NSAIDs May Protect Against Development of Prostate Cancer

October 1, 2001
Oncology NEWS International, Oncology NEWS International Vol 10 No 10, Volume 10, Issue 10

ANAHEIM, California-Prostate cancer can now be added to the list of malignancies for which nonsteroidal anti-inflammatory agents (NSAIDs) may have a protective effect, according to experimental and clinical research presented at the American Urological Association annual meeting.

ANAHEIM, California—Prostate cancer can now be added to the list of malignancies for which nonsteroidal anti-inflammatory agents (NSAIDs) may have a protective effect, according to experimental and clinical research presented at the American Urological Association annual meeting.

A study of 887 men in the Baltimore Longitudinal Study of Aging found a trend toward a protective effect of NSAIDs other than aspirin (abstract 259). While the differences were not significant, the relative risk was 0.76 for users of NSAIDs other than aspirin users, 0.85 for men using aspirin, and 1.15 for men using acetaminophen.

Each year of NSAID use was associated with a 6% reduction in risk, also supporting the existence of a dose-response effect, reported Jay D. Pearson, PhD, director of epidemiology, Merck Research Laboratories, West Point, Pennsylvania.

The study followed the men for a median of 9.4 years and found 96 histologically confirmed cases of prostate cancer. Time-dependent proportional hazards analyses were used to estimate the relative risk of prostate cancer associated with medication use (ever/never or length of exposure) adjusted for age, education, and calendar year. Calendar year was included as a covariate because of secular trends in the use of NSAIDs and PSA screening.

"These results from a prospective cohort study suggest a reduction (not statistically significant) in the risk of prostate cancer associated with the use of NSAIDs: 24% reduction for NSAIDs, 15% reduction for aspirin, and no reduction for acetaminophen," Dr. Pearson said. "The lack of an association with acetaminophen also suggests that these reductions are not likely to be due to confounding with pain medications in general."

COX-2 Inhibitors

Experimental studies reported at the AUA meeting provided some insight into NSAIDs’ possible protective effect. The expression of cyclooxygenase-2 (COX-2) has been shown to be increased in human prostate cancers, and treatment with COX-2 inhibitors suppressed this expression, according to researchers from Memorial Sloan-Kettering Cancer Center and Louisiana State University Health Science Center, Shreveport (abstract 1184).

James A. Eastham, MD, of Memorial Sloan-Kettering, reported that treatment with a selective COX-2 inhibitor (NS398) decreased the viability and growth rate of a prostate cancer cell line (PC-3).

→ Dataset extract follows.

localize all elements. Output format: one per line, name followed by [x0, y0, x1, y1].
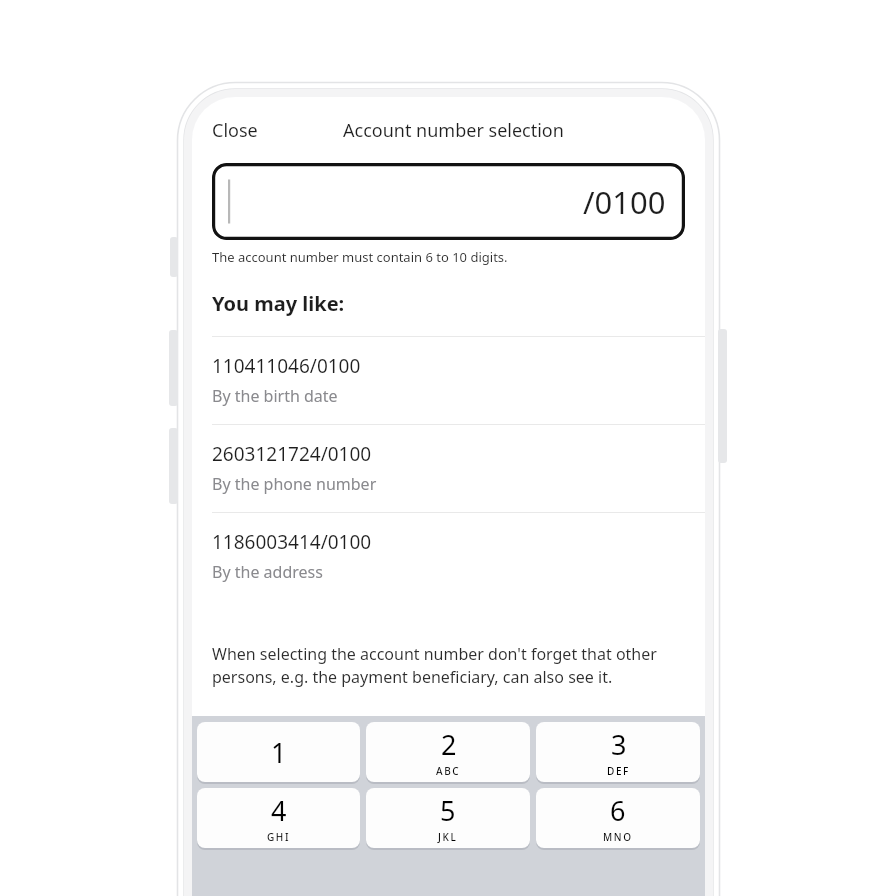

Studies in nude mice also demonstrated the ability of these agents to suppress primary tumor growth and the progression to metastasis. The animals were injected with PC-3 cells intraprostatically, so that a primary tumor developed and also metastasized to the lymph nodes.

Treatment with the COX-2 inhibitor (in dosages comparable to standard human doses) resulted in less primary tumor growth and substantially less progression to metastatic disease, compared with control animals. In addition, control animals showed signs of physical stress, whereas most animals in the treated arm remained healthy, Dr. Eastham reported.

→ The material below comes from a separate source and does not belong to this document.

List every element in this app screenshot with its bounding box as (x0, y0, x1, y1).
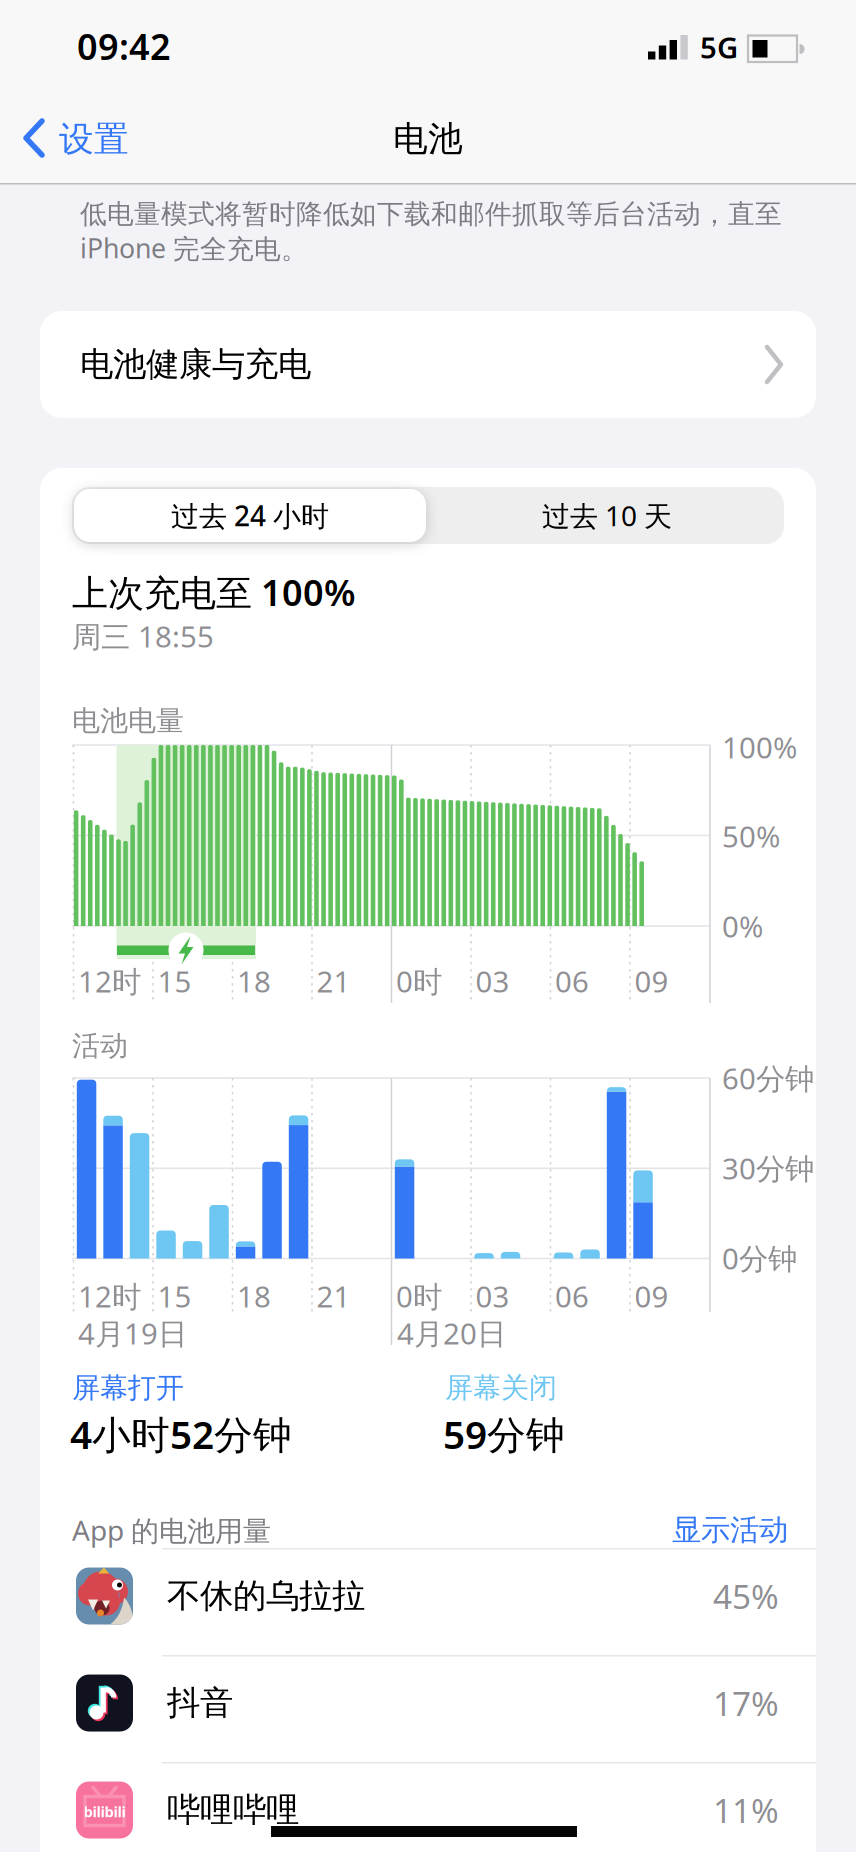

Primary tumor growth was 42 mm3 in the treated mice vs 243 mm³ in the untreated mice (P < .00001). Two of 10 treated mice progressed to metastatic disease vs 9 of 10 controls (P < .005).

"We did not look at survival, but had we, we would have seen a difference. These findings are certainly encouraging that aspirin or a modification of aspirin may have an important role in prostate cancer treatment," he said at a press briefing held at the meeting.

In Dr. Eastham’s opinion, the evidence for a protective effect is much stronger for COX-2 inhibitors than for aspirin, at least in standard dosages. COX-2 inhibitors may induce cell death and inhibit angiogenesis, but which exact pathways are most manipulated is as yet unknown. "We want to look downstream," he said.

He commented, tongue in cheek, that COX-2 inhibitors at this point "appear to be a good treatment for prostate cancer in mice." He said he would not yet recommend that every man at risk for prostate cancer begin taking these agents. "But I am absolutely enthusiastic about their potential," he said.